Scholars who think about these things will point to the fact that it is language that makes such coordinated effort possible. With language we presume to name all the things we see and hear and sense in our experience, and with those names and nouns we can put together a civilization. Now those who do not believe that what is obvious is all there is to reality are sometimes prone also to believe that language has its limits: it’s impossible to put a word to every last particle of reality, and so language is at best a pointer to what’s really going on silently behind the scenes.
It’s a fascinating subject, in part because if the only things that are real are what we have words for, then we better be spending a lot more time improving language education. And if language can’t capture every last bit of reality, then how well we use it is even more important, for subtle truths are easily missed or misunderstood. As it happens, I managed to find myself the other day deep in a paragraph on this interesting subject and I came upon a curious sentence similar to this one: Although language can never really express all that we want to say, we shouldn’t be reticent to use it well as a way to suggest, even if we can’t clearly articulate, our deeper thoughts. The phrase reticent to use it jumped out at me, and as we’ll see, either the author slipped in using it, or was crafting his words quite astutely.
The adjective reticent means to be disinclined to speak, to be silent or reserved or uncommunicative. It derives from the same Latin verb (tacēre, meaning to be silent) that gives us the adjectives tacit (unspoken) and taciturn (not wishing to speak). Traditional usage manuals will regularly caution writers not to confuse reticent with reluctant; the adjective reluctant means being unwilling to do something, and although being quiet can be one way to express one’s reluctance, silence and unwillingness do not always go together. It is just because there is a distinction to be made here that the language lookouts sound the alarm when reticent poses as reluctant.
But did the author slip in writing we shouldn’t be reticent to use it instead of we shouldn’t be reluctant to use it, or was he demonstrating a particular artfulness in his own use of language? The sentence begins with a concession, an admission of the fact that language can’t express everything; but still the author doesn’t believe that we shouldn’t try to use language well, for after all, he believes, there’s often much more than words can say and we can at least use language to hint at that much more. In other words, we shouldn’t stay silent (reticent) in using language well, because we won’t then have a chance even to allude to or hint at or intimate the realities that stand behind our words.

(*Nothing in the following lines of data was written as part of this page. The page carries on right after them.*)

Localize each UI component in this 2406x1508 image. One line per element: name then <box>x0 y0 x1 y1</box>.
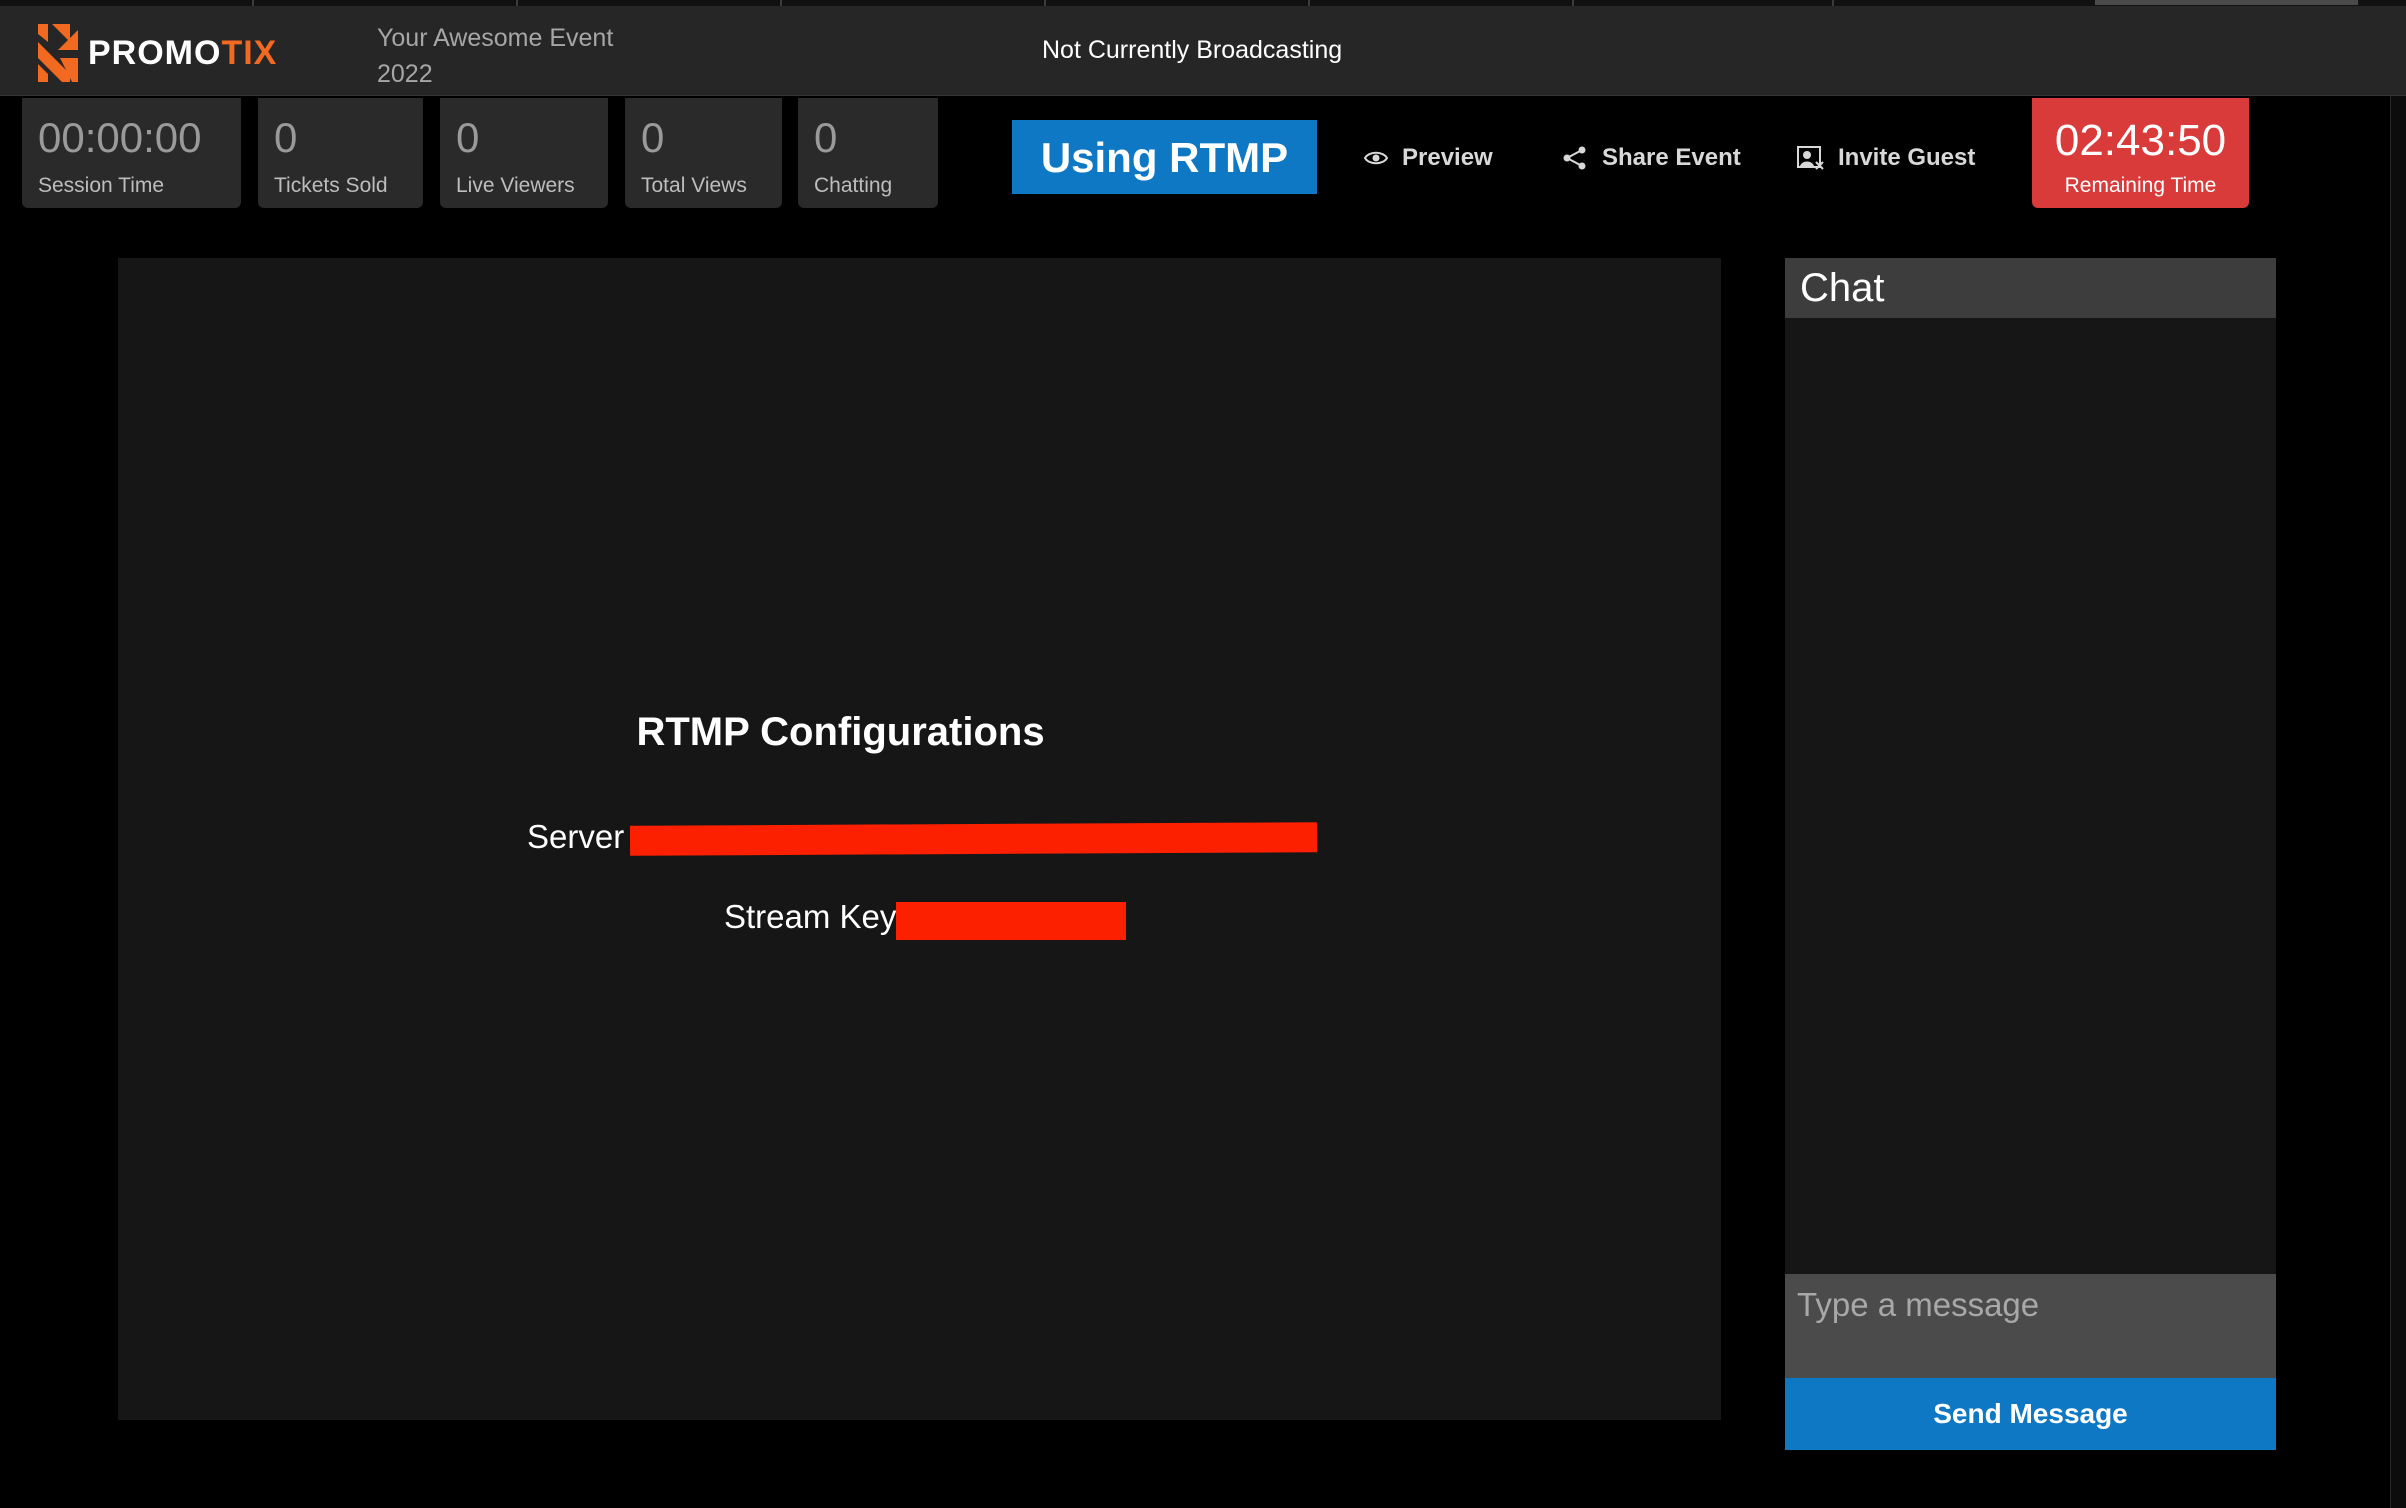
window-edge <box>2390 0 2406 1508</box>
chat-message-input[interactable] <box>1785 1274 2276 1378</box>
tab-divider <box>1832 0 1834 6</box>
broadcast-status: Not Currently Broadcasting <box>1042 36 1343 64</box>
rtmp-config-title: RTMP Configurations <box>636 710 1045 754</box>
active-tab-indicator <box>2095 0 2358 5</box>
remaining-time: 02:43:50 Remaining Time <box>2032 98 2249 208</box>
remaining-time-label: Remaining Time <box>2064 174 2217 197</box>
logo-text: PROMOTIX <box>88 34 277 73</box>
tab-divider <box>1044 0 1046 6</box>
stat-value: 0 <box>456 114 480 161</box>
chat-messages[interactable] <box>1785 318 2276 1274</box>
tab-divider <box>516 0 518 6</box>
stat-value: 00:00:00 <box>38 114 202 161</box>
stat-label: Live Viewers <box>456 174 575 197</box>
top-bar: PROMOTIX Your Awesome Event 2022 Not Cur… <box>0 0 2406 96</box>
tab-strip <box>0 0 2406 6</box>
stat-chatting: 0 Chatting <box>798 98 938 208</box>
tab-divider <box>1308 0 1310 6</box>
event-title: Your Awesome Event 2022 <box>377 24 614 88</box>
stream-key-value-redacted <box>896 902 1126 940</box>
using-rtmp-button[interactable]: Using RTMP <box>1012 120 1317 194</box>
invite-guest-label: Invite Guest <box>1838 144 1976 171</box>
promotix-logo[interactable]: PROMOTIX <box>36 20 277 86</box>
chat-panel: Chat Send Message <box>1785 258 2276 1450</box>
stat-label: Tickets Sold <box>274 174 388 197</box>
chat-header: Chat <box>1785 258 2276 318</box>
tab-divider <box>780 0 782 6</box>
stat-value: 0 <box>814 114 838 161</box>
chat-title: Chat <box>1800 266 1885 310</box>
logo-text-white: PROMO <box>88 33 222 72</box>
eye-icon <box>1364 151 1388 165</box>
stat-label: Chatting <box>814 174 893 197</box>
invite-guest-button[interactable]: Invite Guest <box>1796 138 1975 178</box>
logo-mark-icon <box>38 24 78 82</box>
invite-icon <box>1797 146 1824 170</box>
share-event-label: Share Event <box>1602 144 1741 171</box>
stat-total-views: 0 Total Views <box>625 98 782 208</box>
stream-key-label: Stream Key <box>724 898 897 935</box>
preview-label: Preview <box>1402 144 1493 171</box>
share-event-button[interactable]: Share Event <box>1562 138 1741 178</box>
stat-session-time: 00:00:00 Session Time <box>22 98 241 208</box>
stream-stage: RTMP Configurations Server Stream Key <box>118 258 1721 1420</box>
logo-text-orange: TIX <box>221 33 278 72</box>
share-icon <box>1563 146 1586 170</box>
tab-divider <box>1572 0 1574 6</box>
stat-label: Total Views <box>641 174 747 197</box>
tab-divider <box>252 0 254 6</box>
stat-tickets-sold: 0 Tickets Sold <box>258 98 423 208</box>
stat-value: 0 <box>641 114 665 161</box>
stat-label: Session Time <box>38 174 165 197</box>
preview-button[interactable]: Preview <box>1364 138 1493 178</box>
remaining-time-value: 02:43:50 <box>2054 116 2227 165</box>
server-label: Server <box>527 818 625 855</box>
server-value-redacted <box>629 822 1318 856</box>
send-message-button[interactable]: Send Message <box>1785 1378 2276 1450</box>
stat-value: 0 <box>274 114 298 161</box>
stat-live-viewers: 0 Live Viewers <box>440 98 608 208</box>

Perhaps he’s saying that it’s not so much a question of being reluctant as it is of staying silent, and to miss that point in an attempt to indict him on a misdemeanor charge of grammatical solecism is to miss a lot.
Still, I’m for indicting, because I had to change his wording (from reticent to use to reticent in using) to propose a defense for his use of that adjective. But it is true that the ideas of staying silent and being reluctant blend into each other here, which is exactly why we should be so careful in our revision work. If the world and our experiences in it are so grand as to be ultimately outside the boundaries of language, then that’s all the more reason to preserve the distinctions that words and grammar make, for if we can in the end only point to the deeper things, we should be sure we’re pointing ourselves and others in the right direction.